Metal oxide nanomaterials, such as TiO2, are extensively utilized in photocatalysis for applications, including water purification, antibacterial disinfection, and energy harvesting. However, the wide bandgap (∼3.2 eV) of TiO2 constrains excitation to UV light, limiting its efficiency under solar irradiation. To extend photocatalytic activity into the visible spectrum, colloidal semiconductor quantum dots (QDs) can function either as independent photocatalysts or as sensitizers; in the latter case, facilitating charge transfer to TiO2 and enhancing reactive oxygen species (ROS) generation. Here, we demonstrate a photocatalytic platform, composed of QD supraparticles (SP), optionally coated with a titania shell. This hierarchical SP architecture bridges the electronic and photonic scales, significantly enhancing light-harvesting efficiency compared to conventional QDs or metal oxide nanocrystals.

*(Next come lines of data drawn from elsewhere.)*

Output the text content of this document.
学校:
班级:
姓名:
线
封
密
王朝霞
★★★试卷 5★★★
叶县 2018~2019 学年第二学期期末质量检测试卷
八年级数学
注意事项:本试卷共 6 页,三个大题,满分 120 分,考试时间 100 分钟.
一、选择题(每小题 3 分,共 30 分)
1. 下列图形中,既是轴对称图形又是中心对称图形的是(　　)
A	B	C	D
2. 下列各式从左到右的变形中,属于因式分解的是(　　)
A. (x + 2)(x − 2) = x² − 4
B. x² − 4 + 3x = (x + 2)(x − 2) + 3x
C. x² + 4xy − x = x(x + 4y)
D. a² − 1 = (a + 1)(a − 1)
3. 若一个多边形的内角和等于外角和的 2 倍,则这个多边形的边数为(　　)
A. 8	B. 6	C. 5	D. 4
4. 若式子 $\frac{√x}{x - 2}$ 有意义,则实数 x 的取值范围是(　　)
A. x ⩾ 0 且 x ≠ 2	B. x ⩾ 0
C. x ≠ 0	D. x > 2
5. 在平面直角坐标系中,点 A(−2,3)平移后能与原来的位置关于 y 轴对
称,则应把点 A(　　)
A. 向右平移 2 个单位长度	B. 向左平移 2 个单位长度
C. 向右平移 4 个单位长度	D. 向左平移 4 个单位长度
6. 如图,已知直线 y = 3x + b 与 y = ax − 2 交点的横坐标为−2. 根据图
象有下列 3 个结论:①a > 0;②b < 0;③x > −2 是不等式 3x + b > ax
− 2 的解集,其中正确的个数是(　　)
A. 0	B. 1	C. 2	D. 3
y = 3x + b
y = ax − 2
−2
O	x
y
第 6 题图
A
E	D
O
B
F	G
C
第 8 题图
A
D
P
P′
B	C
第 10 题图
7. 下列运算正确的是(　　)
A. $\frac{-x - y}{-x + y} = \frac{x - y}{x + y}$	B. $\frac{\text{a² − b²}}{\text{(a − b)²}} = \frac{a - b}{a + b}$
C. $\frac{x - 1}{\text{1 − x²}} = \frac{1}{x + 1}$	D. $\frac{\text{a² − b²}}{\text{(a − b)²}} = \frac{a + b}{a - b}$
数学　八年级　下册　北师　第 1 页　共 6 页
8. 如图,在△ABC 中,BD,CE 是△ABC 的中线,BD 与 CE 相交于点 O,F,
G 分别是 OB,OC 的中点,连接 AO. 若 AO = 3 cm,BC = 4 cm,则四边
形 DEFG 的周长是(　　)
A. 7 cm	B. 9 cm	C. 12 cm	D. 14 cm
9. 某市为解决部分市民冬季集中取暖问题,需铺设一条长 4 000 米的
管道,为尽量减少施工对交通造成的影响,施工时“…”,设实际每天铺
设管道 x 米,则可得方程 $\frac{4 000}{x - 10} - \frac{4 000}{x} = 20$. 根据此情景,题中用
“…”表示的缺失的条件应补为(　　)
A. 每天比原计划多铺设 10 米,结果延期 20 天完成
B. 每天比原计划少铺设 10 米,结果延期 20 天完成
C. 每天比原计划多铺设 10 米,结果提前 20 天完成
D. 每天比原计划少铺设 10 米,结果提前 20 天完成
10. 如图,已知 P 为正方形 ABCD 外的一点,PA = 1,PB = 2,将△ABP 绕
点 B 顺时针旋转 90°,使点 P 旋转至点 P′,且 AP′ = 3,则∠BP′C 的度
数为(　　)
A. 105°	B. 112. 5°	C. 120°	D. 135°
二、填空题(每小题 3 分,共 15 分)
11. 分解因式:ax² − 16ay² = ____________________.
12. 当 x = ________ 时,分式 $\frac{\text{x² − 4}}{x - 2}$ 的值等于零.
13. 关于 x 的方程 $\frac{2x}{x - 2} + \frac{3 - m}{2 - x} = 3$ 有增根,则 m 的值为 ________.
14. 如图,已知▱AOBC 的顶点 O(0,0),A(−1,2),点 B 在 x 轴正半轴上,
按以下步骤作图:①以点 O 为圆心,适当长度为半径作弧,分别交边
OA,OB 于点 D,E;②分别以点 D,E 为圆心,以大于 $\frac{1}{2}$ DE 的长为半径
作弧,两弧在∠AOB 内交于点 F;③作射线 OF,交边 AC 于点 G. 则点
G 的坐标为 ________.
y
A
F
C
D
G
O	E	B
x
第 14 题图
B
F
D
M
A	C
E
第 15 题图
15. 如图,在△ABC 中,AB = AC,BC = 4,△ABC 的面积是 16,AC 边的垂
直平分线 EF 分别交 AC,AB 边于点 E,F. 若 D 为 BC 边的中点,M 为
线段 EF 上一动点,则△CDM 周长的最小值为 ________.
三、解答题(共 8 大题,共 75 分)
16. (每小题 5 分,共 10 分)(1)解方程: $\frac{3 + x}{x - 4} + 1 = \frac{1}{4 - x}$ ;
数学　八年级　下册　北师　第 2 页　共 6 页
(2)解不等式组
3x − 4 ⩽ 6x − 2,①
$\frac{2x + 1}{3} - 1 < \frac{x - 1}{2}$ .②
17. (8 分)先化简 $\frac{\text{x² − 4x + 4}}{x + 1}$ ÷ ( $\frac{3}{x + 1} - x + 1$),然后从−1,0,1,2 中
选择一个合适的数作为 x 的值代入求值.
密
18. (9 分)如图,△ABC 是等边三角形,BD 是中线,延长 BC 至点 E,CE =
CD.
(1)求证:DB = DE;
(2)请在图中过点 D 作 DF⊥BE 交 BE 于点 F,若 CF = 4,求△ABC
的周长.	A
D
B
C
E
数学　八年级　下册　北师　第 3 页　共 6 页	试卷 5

The photocatalytic performance of these QD-based SPs is systematically evaluated under both UV and white light illumination, using rhodamine B (RhB) degradation as a model reaction, and compared to QDs and TiO2 nanoparticles. We find that SPs facilitate both RhB degradation and N-deethylation, with titania-coated SPs (SP/TiO2) achieving full transformation to Rhodamine 110. We also show that for QDs and SPs with comparable overall surface area, SPs degrade RhB much faster under both UV and white light irradiation. In addition, the reusability of the QD-based SPs is dramatically improved compared to that of QDs. These findings demonstrate the strong potential of QD-based SPs as photocatalytic materials for environmental, energy, chemical, and biomedical applications.